The Container Crisis Choking World Trade And How To Plan Around It

The six trillion euro global shipping logistics market works is a machine where each part of the supply chain used to manage global trade from sourcing destinations to end customer regions works in a carefully calibrated manner. The Covid-19 pandemic has been a shock to the global economy. While most of the attention has been rightly focused on the human and economic costs of the pandemic, with vaccines being approved, the focus has now shifted to enabling normalcy across human connections and business activity.

This will be harder than otherwise possible because without global trade normalization, the economic growth of nations will be constrained, and global trade has a huge container crisis. The United States after settling into lockdown mode went through a huge import binge pulling an unnatural number of containers to its ports. This situation is exacerbated because Covid guidelines mean the processing and throughput at ports and terminals have slowed.

At the same time, China’s economy has come roaring back from its self-imposed pandemic exile. In November 2020 alone exports were 20%+ year on year. With containers stuck in the United States, massive demand in China for any free container, at all ends of the supply chain inordinate waiting times are becoming a norm. For an industry like supply chain which has for decades been introducing demand-driven efficiencies, this container crisis is affecting both planning and costs and forcing greater reactivity from suppliers and retailers.

At Sourcespot we have been managing the fallout from this crisis for months, for our customers helping them adapt to the unpredictability while ensuring strategic objectives are met. A few clear lessons stand out.

Build timelines into planning: Both retail customers and brands, and suppliers need to understand this phase of supply chain uncertainty because imbalanced container loads will stay for a while. Timelines for delivery of raw materials are stretched as are timelines for freight of finished goods. Retail customers and suppliers need to start incorporating these timelines intelligently into their planning to minimize timeline disruptions.

Choose an experienced partner: Having an experienced sourcing partner with a deep network of relationships at each level of the supply chain is important. The margins for delivering within constraints are fine and often comes down to relationships and local knowledge. It is critical to have open communication on both sides as the landscape can shift rapidly.

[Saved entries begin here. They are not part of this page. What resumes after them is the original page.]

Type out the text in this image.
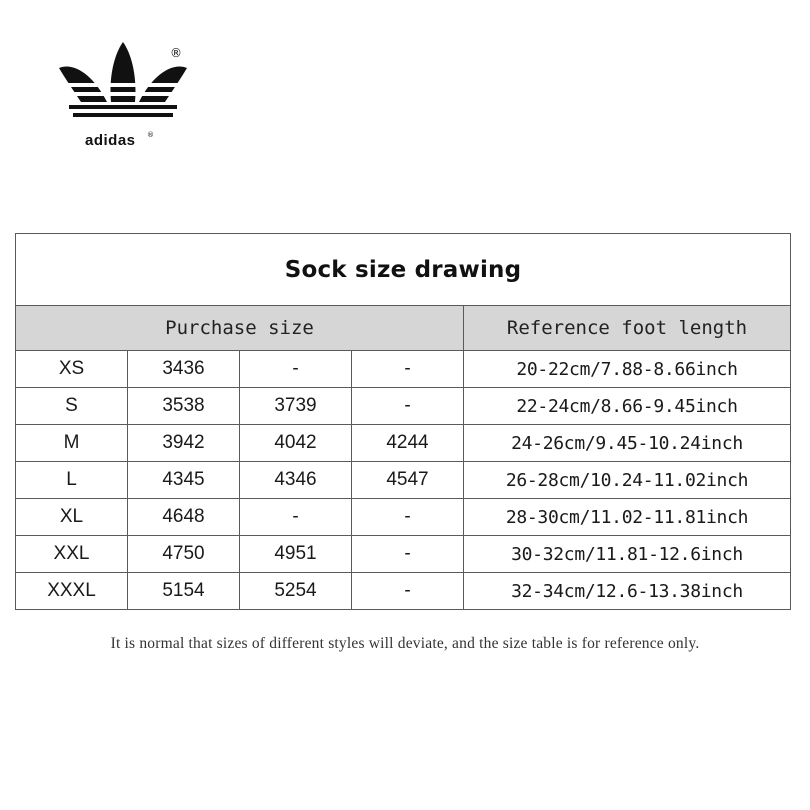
®
adidas ®
Sock size drawing				
Purchase size				Reference foot length
XS	3436	-	-	20-22cm/7.88-8.66inch
S	3538	3739	-	22-24cm/8.66-9.45inch
M	3942	4042	4244	24-26cm/9.45-10.24inch
L	4345	4346	4547	26-28cm/10.24-11.02inch
XL	4648	-	-	28-30cm/11.02-11.81inch
XXL	4750	4951	-	30-32cm/11.81-12.6inch
XXXL	5154	5254	-	32-34cm/12.6-13.38inch
It is normal that sizes of different styles will deviate, and the size table is for reference only.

Decide as a team: This is a strategic issue that affects the entire business. The fallout from incidents and events related to the container crisis are more when decision making is siloed to the procurement, sourcing, and purchasing department. Decisions on arbitrage between costs and timeliness will need to be made as container availability and freight costs suffer from distorted trade flows. Retail customers and brands need to make logistic decisions related to the container crisis a cross-functional decision with finance, product owners, and merchandisers.

The supplier buffer is dead: Suppliers have a big part to play simply by making operations classically efficient because of better planning and collaboration. The expectation that the buyer will “give us a couple of weeks” needs to be taken out of the equation. Shave off every day and week where you can. You will need all of them.

Surging freight costs because of the container crisis and persistent shipping space scarcity from some regions will not go away soon and will remain a part of global supply chains for the immediate future. Smart companies related to international trade will plan accordingly, hustle, collaborate internally and externally, and even build new partnerships to mitigate the possible consequences.